Desde que, tras Sedán, París se vio seriamente amenazado por primera vez por un ataque hostil, hemos insistido en la gran fuerza de una capital fortificada como París; pero nunca hemos omitido añadir que, para el pleno desarrollo de sus poderes defensivos, necesitaba un gran ejército regular que la defendiera; un ejército demasiado poderoso para quedar encerrado en las obras de la plaza, o para verse impedido de maniobrar en campo abierto en torno a la fortaleza, la cual le serviría de pivote y, en parte, de base de operaciones.

En condiciones normales, este ejército se hallaría casi siempre a mano, como cosa natural. Los ejércitos franceses, derrotados cerca de la frontera, se replegarían sobre París como su último y principal baluarte; en circunstancias ordinarias llegarían aquí con fuerza suficiente y hallarían los refuerzos bastantes para poder cumplir la tarea que se les asignara. Pero esta vez la estrategia del Segundo Imperio había hecho desaparecer del campo a la totalidad de los ejércitos franceses. A uno de ellos había logrado encerrarlo, al parecer sin remedio, en Metz; el otro acababa de rendirse en Sedán. Cuando los prusianos llegaron ante París, unos cuantos depósitos a medio llenar, un número de guardias móviles provinciales (recién reclutados) y la Guardia Nacional local (no formada ni a medias) eran todas las fuerzas listas para su defensa.

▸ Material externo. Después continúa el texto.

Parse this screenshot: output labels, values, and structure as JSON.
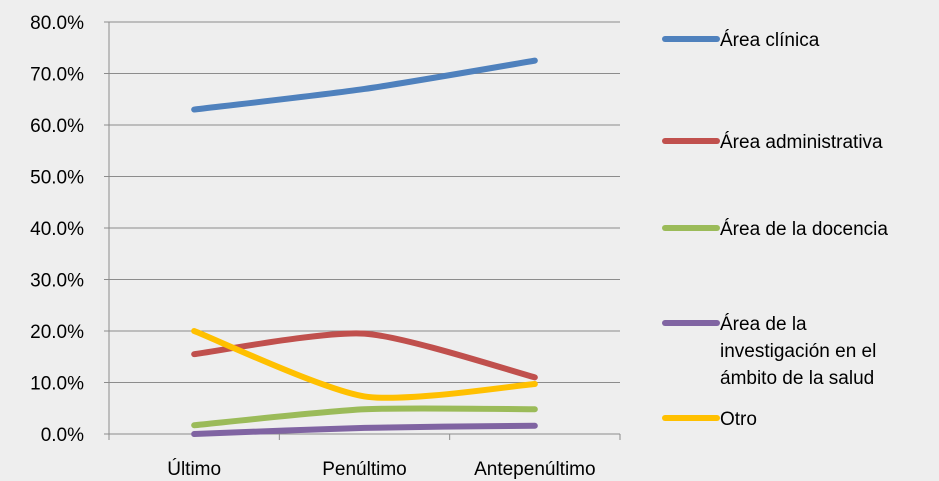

Incluso en estas circunstancias, la fuerza intrínseca de la plaza resultó tan formidable para los invasores, la tarea de atacar lege artis esta inmensa ciudad y sus fortificaciones exteriores les pareció tan gigantesca, que renunciaron a ella de inmediato y optaron por reducir la plaza por hambre. En aquel tiempo, Henri Rochefort y otros fueron constituidos en una «Comisión de Barricadas», encargada de la construcción de una tercera línea interior de defensa que preparara el terreno para ese género de lucha tan peculiarmente parisino: la defensa de barricadas y el combate casa por casa. La prensa se burló entonces grandemente de esta comisión; pero las publicaciones semioficiales del Estado Mayor prusiano no dejan duda de que fue sobre todo la certeza de tener que afrontar una lucha decidida en las barricadas lo que los llevó a decidirse por la reducción por hambre. Los prusianos sabían muy bien que los fuertes, y tras ellos el recinto amurallado, defendidos solo por la artillería, habrían de caer en un plazo determinado; pero entonces vendría una fase de la lucha en la que nuevas levas, e incluso civiles, estarían a la altura de los veteranos; en la que habría que conquistar casa tras casa, calle tras calle, y, considerando el gran número de defensores, con la certeza de una pérdida inmensa de vidas. Quien consulte los artículos sobre el tema en el Preußischer Staats-Anzeiger encontrará expuesta esta razón como la decisiva en contra de un sitio regular.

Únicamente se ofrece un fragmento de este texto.